This question relates to rcreswick's question on Serializing Jena OntModel Changes. I have Jena models on two (or more) machines that need to remain synchronized over sockets. The main issue that I need to address is that the models may contain anonymous nodes (bnodes), which can originate in any of the models.
Question: Am I on the right track here, or is there a better, more robust approach that I'm failing to consider?
I can think of 3 approaches to this problem:
- Serialize the complete model: This is prohibitively expensive for synchronizing small updates. Also, since changes can occur on either machine, I can't just replace machine B's model with the serialized model from machine A. I need to merge them.

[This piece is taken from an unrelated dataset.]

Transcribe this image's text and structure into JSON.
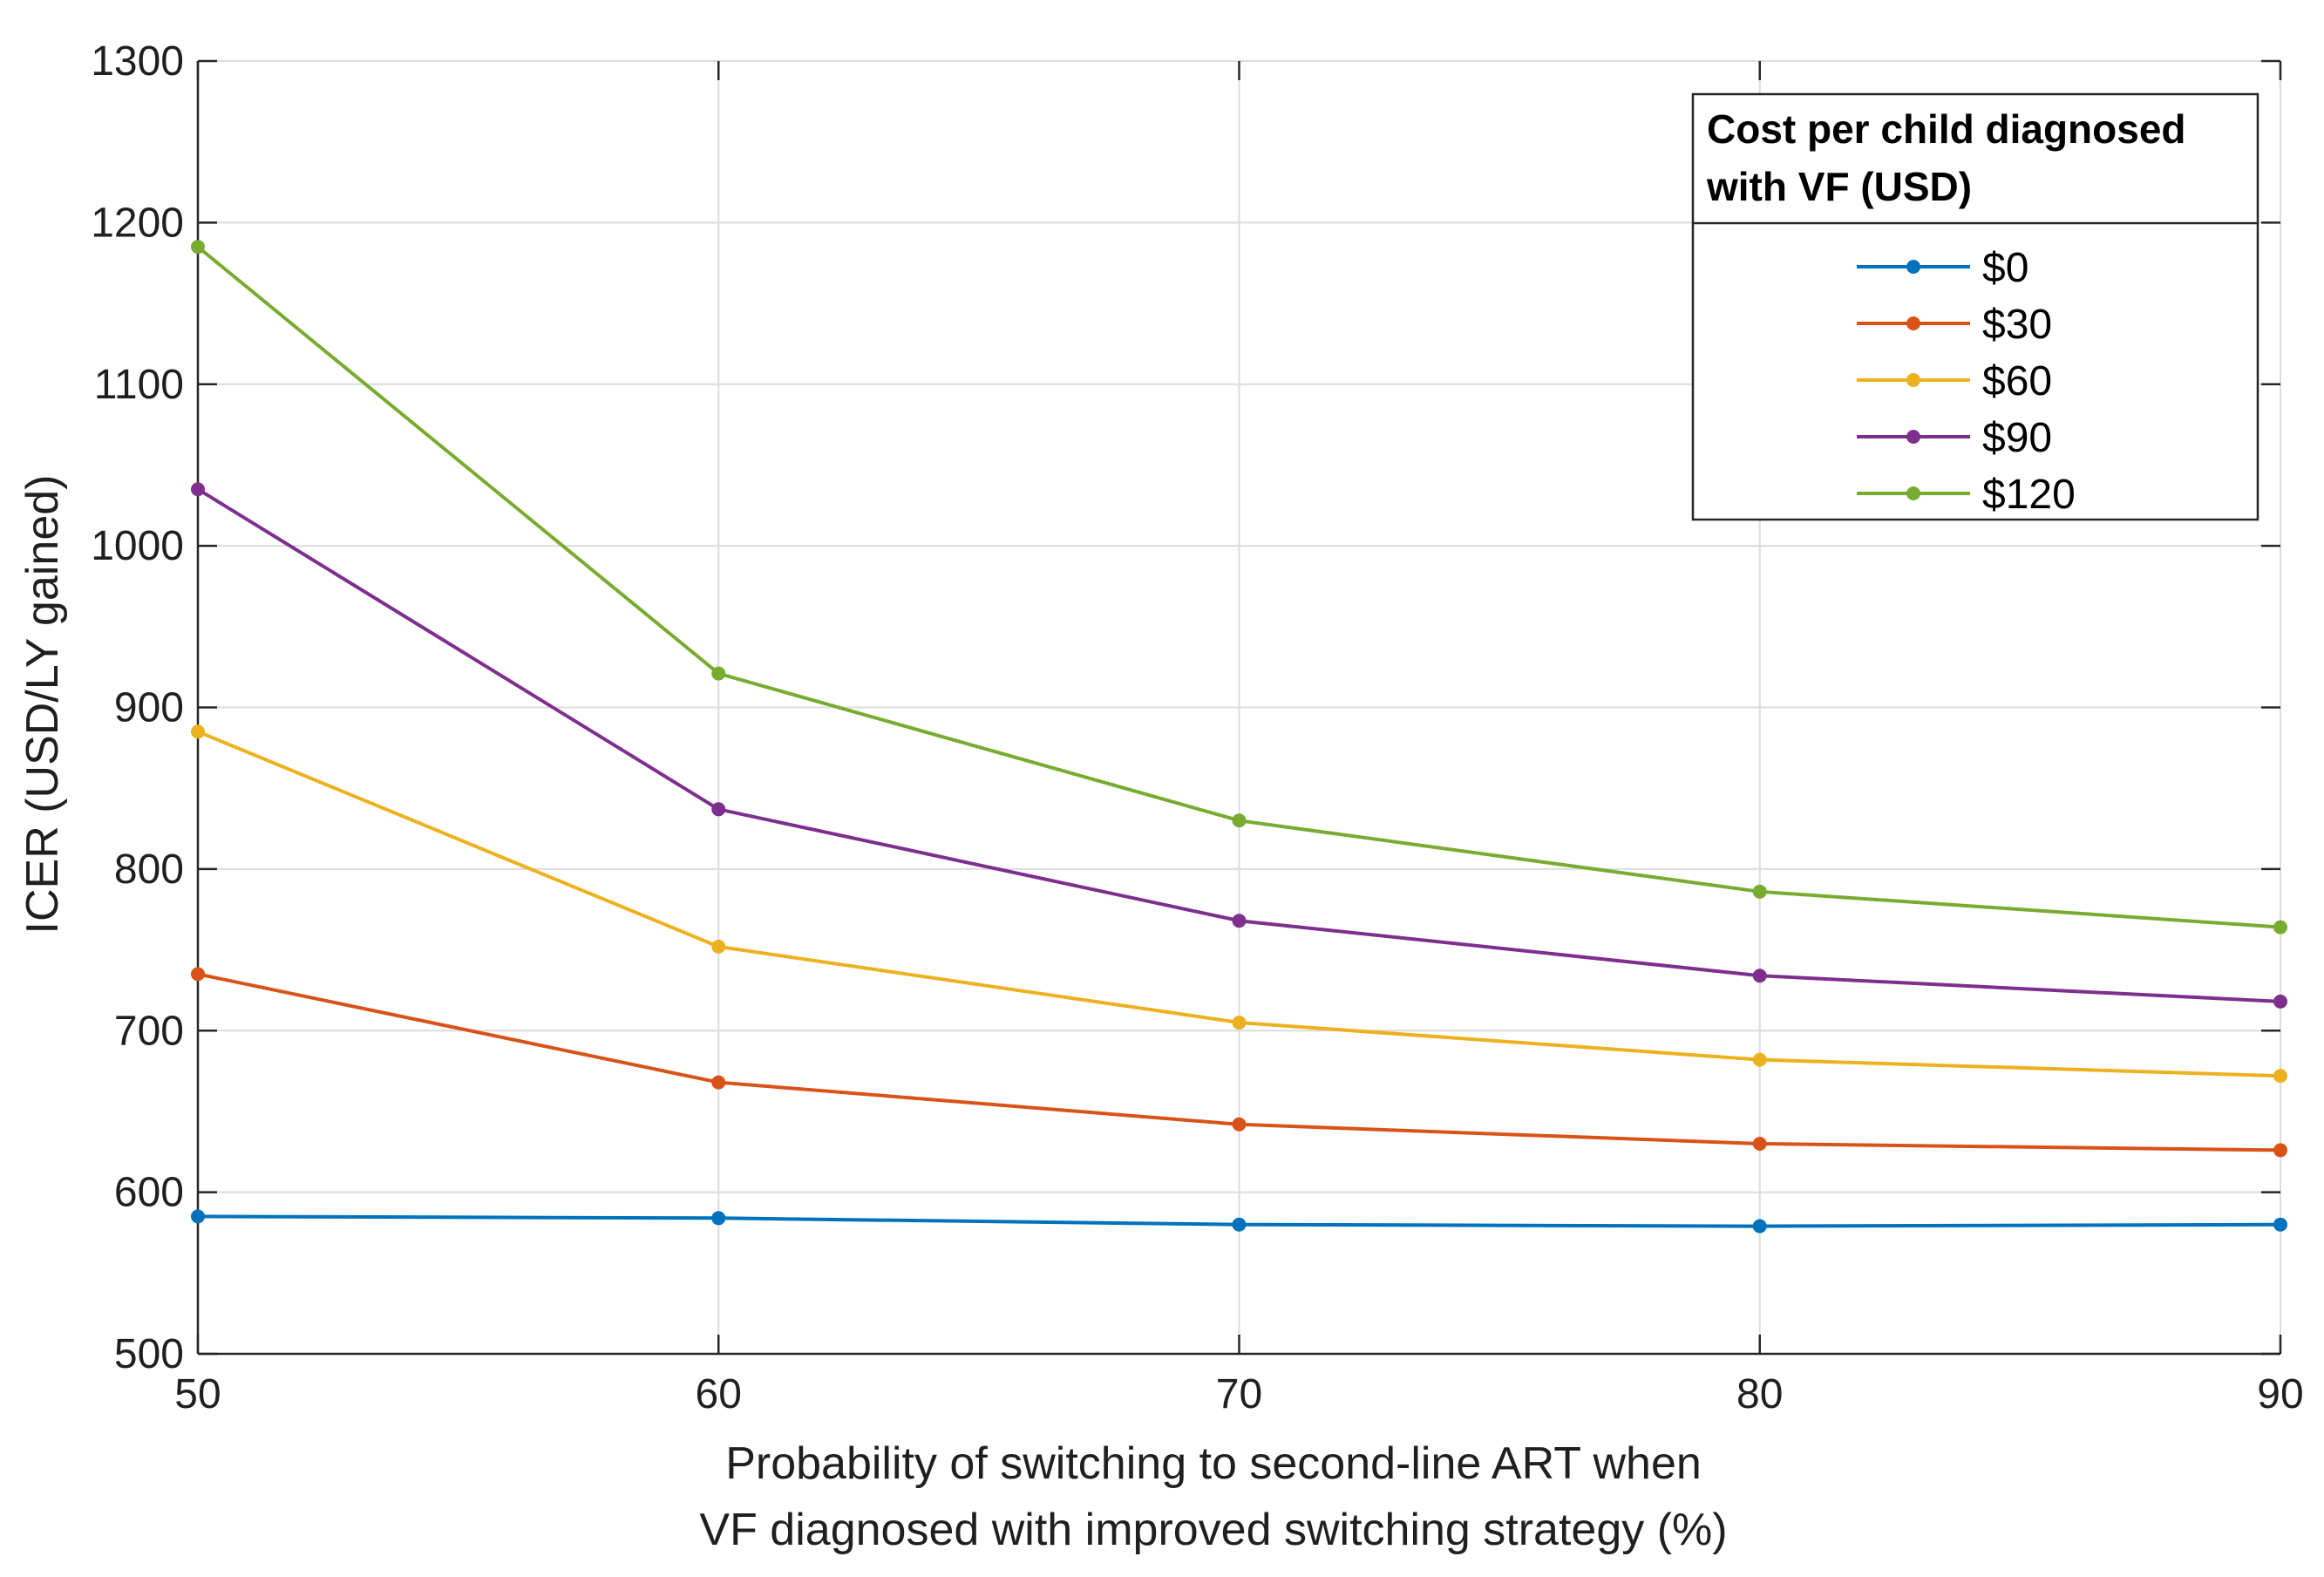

- Serialize a partial model: Use a dedicated model for serialization that only contains the changes that need to be sent over the socket. This approach requires special vocabulary to represent statements that were removed from the model. Presumably, when I serialize the model from machine A to machine B, anonymous node IDs will be unique to machine A but may overlap with IDs for anonymous nodes created on machine B. Therefore, I'll have to rename anonymous nodes and keep a mapping from machine A's anon ids to machine B's ids in order to handle future changes correctly.
- Serialize individual statements: This approach requires no special vocabulary, but may not be as robust. Are there issues other than anonymous nodes that I just haven't encountered yet?
- Generate globally unique bnode ids (NEW): We can generate globally unique IDs for anonymous nodes by prefixing the ID with a unique machine ID. Unfortunately, I haven't figured out how to tell Jena to use my ID generator instead of its own. This would allow us to serialize individual statements without remapping bnode IDs.
Here's an example to ground this discussion a bit more. Suppose I have a list on machine A represented as:
_:a rdf:first myns:tom
_:a rdf:rest rdf:nil
I serialize this model from machine A to machine B. Now, because machine B may already have an (unrelated) anonymous node with id 'a', I remap id 'a' to a new id 'b':
_:b rdf:first myns:tom
_:b rdf:rest rdf:nil
Now the list changes on machine A:
_:a rdf:first myns:tom
_:a rdf:rest _:b
_:b rdf:first myns:dick
_:b rdf:rest rdf:nil
Since machine B has never encountered machine A's id 'b' before, it adds a new mapping from machine A's id 'b' to a new id 'c':
_:b rdf:first myns:tom
_:b rdf:rest _:c
_:c rdf:first myns:dick
_:c rdf:rest rdf:nil
The problem is further complicated with more than two machines. If there is a third machine C, for example, it may have it's own anonymous node 'a' that is different from machine A's anonymous node 'a'. Thus, machine B really does need to keep a map from each of the other machines' anonymous node IDs to its local IDs, not just from remote IDs in general to local IDs. When processing incoming changes, it must take into account where the changes came from to map the IDs correctly.